In the bonhomie of the occasion, no one noticed who wasn’t there. Ducky Schofield, the utility infielder, was perhaps typical of white Pirates who were not racist but also did not seem to take into account how social conditions might have deeper effects on black teammates. When asked later whether Clemente was disliked by some of the Pirates of the late 1950s and early 1960s, Schofield said: “I’m sure there were some who didn’t like him. . . . Maybe it was because he didn’t put forth a whole lot of energy as far as being one of the guys. I think he pretty much stuck to himself quite a bit. In those days, guys ran in groups. Guys would eat together, have a couple of beers. Not that he had to do it, but I never saw him do it.”
Exclusive events like the Fort Myers welcome luncheon and golf outing were held in spring-training towns throughout Florida.
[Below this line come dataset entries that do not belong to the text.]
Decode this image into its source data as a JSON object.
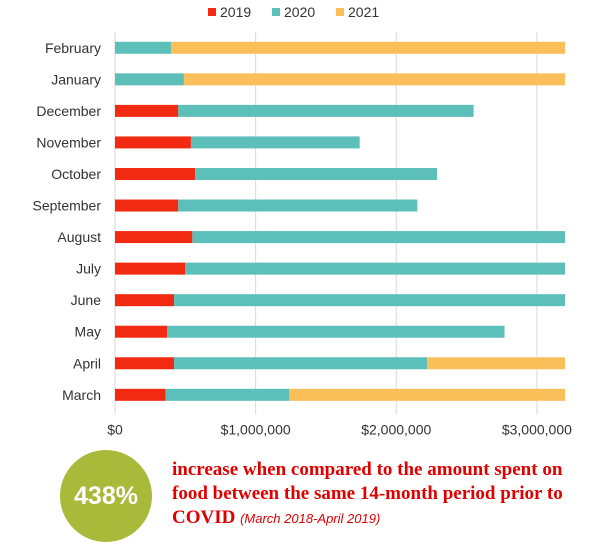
{
  "chart_data": {
    "type": "bar",
    "orientation": "horizontal",
    "stacked": true,
    "title": "",
    "xlabel": "",
    "ylabel": "",
    "xlim": [
      0,
      3200000
    ],
    "x_ticks": [
      0,
      1000000,
      2000000,
      3000000
    ],
    "x_tick_labels": [
      "$0",
      "$1,000,000",
      "$2,000,000",
      "$3,000,000"
    ],
    "grid": true,
    "legend_position": "top",
    "categories": [
      "February",
      "January",
      "December",
      "November",
      "October",
      "September",
      "August",
      "July",
      "June",
      "May",
      "April",
      "March"
    ],
    "series": [
      {
        "name": "2019",
        "color": "#f22a12",
        "values": [
          0,
          0,
          450000,
          540000,
          570000,
          450000,
          550000,
          500000,
          420000,
          370000,
          420000,
          360000
        ]
      },
      {
        "name": "2020",
        "color": "#5dbfb9",
        "values": [
          400000,
          490000,
          2100000,
          1200000,
          1720000,
          1700000,
          2650000,
          2700000,
          2780000,
          2400000,
          1800000,
          880000
        ]
      },
      {
        "name": "2021",
        "color": "#fbbf5a",
        "values": [
          2800000,
          2710000,
          0,
          0,
          0,
          0,
          0,
          0,
          0,
          0,
          980000,
          1960000
        ]
      }
    ]
  },
  "callout": {
    "value": "438%",
    "text": "increase when compared to the amount spent on food between the same 14-month period prior to COVID",
    "note": "(March 2018-April 2019)"
  }
}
But unlike previous springs, this time they were loudly criticized. The most attention was drawn to St. Petersburg, which called itself the capital of the Grapefruit League as home to the Yankees and Cardinals. Both teams had been staying at segregated hotels, the Cardinals at the Vinoy Park and the Yankees at the Soreno, but under pressure from the local NAACP and black players, the system was finally being cracked. When Soreno’s management refused to change its policy, the Yankees picked up and moved across the state to Fort Lauderdale, and in the aftermath, St. Pete officials were so worried about losing baseball entirely that the Cardinals were finally allowed to house their entire team in the same hotel. Small victories of that sort were being won here and there, rivulets in the mighty stream of civil rights. On March 13, in Miami Beach, Floyd Patterson defended his heavyweight boxing crown in a title match with Ingemar Johansson, and along with Patterson’s victory the most newsworthy aspect of the fight was that, at the champ’s insistence, the color bar was lifted in the Convention Hall. “Negroes were spotted freely among the predominantly white crowd in all sections,” the New York Times reported, and “so far as could be noted, no incidents arose from the integrated set-up.” It was an off-day for the Pirates, and third-baseman Don Hoak, who had been a decent amateur boxer, covered the event for a Pittsburgh newspaper. Yet in Sarasota and other spring-training cities, black ballplayers wanting to watch Patterson were not allowed into the whites-only theaters.
Change was slow, and did not occur unprovoked. One of the pivotal events that spring came when the chamber of commerce held a Salute to Baseball at the St. Petersburg Yacht Club. Bill White, the Cardinals first baseman, blasted the lily-white event as a symbol of baseball’s capitulation to Southern racism. His words echoed across the state and nation. “I think about this every minute of the day,” White told Joe Reichler of United Press International. “This thing keeps gnawing at my heart. When will we be made to feel human?”